Scarlett se pencha vers Erica et ajouta :
— Vous avez été victimes d’un crime abject. Personne ne vous reprochera quoi que ce soit. C’est bien compris ?
Erica redressa le menton, mais ses lèvres tremblèrent lorsqu’elle dit :
— Les Américains détestent les immigrés clandestins.
— C’est faux, répliqua Scarlett. Certains sont xénophobes, je te l’accorde, mais tu verras que la plupart de mes compatriotes éprouveront de la compassion pour vous… Et de la colère envers les salauds qui vous ont fait miroiter monts et merveilles, alors qu’ils ne cherchaient qu’à vous piéger pour vous exploiter.
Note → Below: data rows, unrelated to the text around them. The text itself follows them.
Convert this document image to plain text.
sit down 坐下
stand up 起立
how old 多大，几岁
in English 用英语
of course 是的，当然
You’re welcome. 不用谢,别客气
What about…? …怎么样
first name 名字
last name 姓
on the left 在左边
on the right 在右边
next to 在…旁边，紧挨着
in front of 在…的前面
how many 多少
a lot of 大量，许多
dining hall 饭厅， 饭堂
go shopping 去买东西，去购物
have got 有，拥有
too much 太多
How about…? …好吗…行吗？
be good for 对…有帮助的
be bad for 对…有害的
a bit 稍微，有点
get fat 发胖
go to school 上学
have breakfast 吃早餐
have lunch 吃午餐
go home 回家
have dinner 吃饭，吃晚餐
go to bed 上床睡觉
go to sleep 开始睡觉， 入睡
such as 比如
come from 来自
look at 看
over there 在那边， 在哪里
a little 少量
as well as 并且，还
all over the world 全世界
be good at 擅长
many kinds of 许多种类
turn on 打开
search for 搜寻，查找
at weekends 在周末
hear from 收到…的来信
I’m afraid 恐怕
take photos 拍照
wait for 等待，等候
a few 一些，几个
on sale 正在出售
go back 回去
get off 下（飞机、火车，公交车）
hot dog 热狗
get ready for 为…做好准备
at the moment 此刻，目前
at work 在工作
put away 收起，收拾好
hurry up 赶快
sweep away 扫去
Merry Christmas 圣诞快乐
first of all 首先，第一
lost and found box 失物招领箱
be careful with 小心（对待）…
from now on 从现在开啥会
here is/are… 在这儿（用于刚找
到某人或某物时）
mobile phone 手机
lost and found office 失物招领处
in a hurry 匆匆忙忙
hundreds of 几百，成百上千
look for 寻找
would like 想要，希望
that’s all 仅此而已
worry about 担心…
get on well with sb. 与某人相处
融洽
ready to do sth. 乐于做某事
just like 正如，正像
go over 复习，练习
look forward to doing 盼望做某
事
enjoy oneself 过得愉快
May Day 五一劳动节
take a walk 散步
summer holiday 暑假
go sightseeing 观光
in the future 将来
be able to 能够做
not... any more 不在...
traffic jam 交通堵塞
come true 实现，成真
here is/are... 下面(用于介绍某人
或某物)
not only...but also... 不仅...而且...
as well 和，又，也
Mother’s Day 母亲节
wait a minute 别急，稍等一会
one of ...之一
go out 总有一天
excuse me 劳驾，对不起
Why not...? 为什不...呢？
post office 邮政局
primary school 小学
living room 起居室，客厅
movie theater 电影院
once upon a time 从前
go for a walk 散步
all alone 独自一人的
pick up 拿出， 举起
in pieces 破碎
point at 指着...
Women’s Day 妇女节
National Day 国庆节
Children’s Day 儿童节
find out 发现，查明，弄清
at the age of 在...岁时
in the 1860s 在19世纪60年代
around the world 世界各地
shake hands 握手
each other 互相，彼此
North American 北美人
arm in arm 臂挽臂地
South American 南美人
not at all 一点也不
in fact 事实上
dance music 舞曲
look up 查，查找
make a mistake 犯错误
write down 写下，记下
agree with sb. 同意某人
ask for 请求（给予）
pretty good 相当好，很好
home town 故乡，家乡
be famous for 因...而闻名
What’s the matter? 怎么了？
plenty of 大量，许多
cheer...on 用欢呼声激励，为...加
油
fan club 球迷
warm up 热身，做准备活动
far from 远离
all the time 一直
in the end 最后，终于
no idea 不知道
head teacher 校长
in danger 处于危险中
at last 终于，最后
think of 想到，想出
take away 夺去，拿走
Les gens seront disposés à vous aider. Ce qui ne veut pas dire, bien sûr, que tout le monde sera gentil avec vous. L’immigration illégale est un problème complexe. Mais vous n’avez pas passé la frontière clandestinement, vous êtes entrés sur le territoire grâce à des visas en cours de validité.
— Ils nous ont confisqué nos passeports, dit Mila. Et nos visas ont expiré il y a deux mois.
— On vous en délivrera de nouveaux, répondit Scarlett en souriant. Mais il faut que vous me fassiez confiance.
Mila inspira profondément.
— Où devrons-nous aller ? demanda-t-elle.
— Vous pouvez revenir à Cincinnati avec nous. Mon coéquipier et certains de ses collègues du FBI voudraient vous parler des gens qui vous ont fait venir dans ce pays. Ils ont besoin de votre aide pour les arrêter.
Mila se tordit les mains nerveusement.
— Et vous, inspectrice ? Vous serez avec nous ?
Scarlett sentit son cœur se serrer et elle dut se racler la gorge avant de répondre :
— Autant que possible. Ainsi que Marcus… Et le père Trace.
Elle prit la main de Mila et ajouta :
— Vous avez des amis. Vous ne risquez plus rien.
— Où habiterons-nous ? demanda Erica d’une voix qui se voulait ferme, mais dans laquelle Scarlett décela l’appel à l’aide d’une petite fille apeurée.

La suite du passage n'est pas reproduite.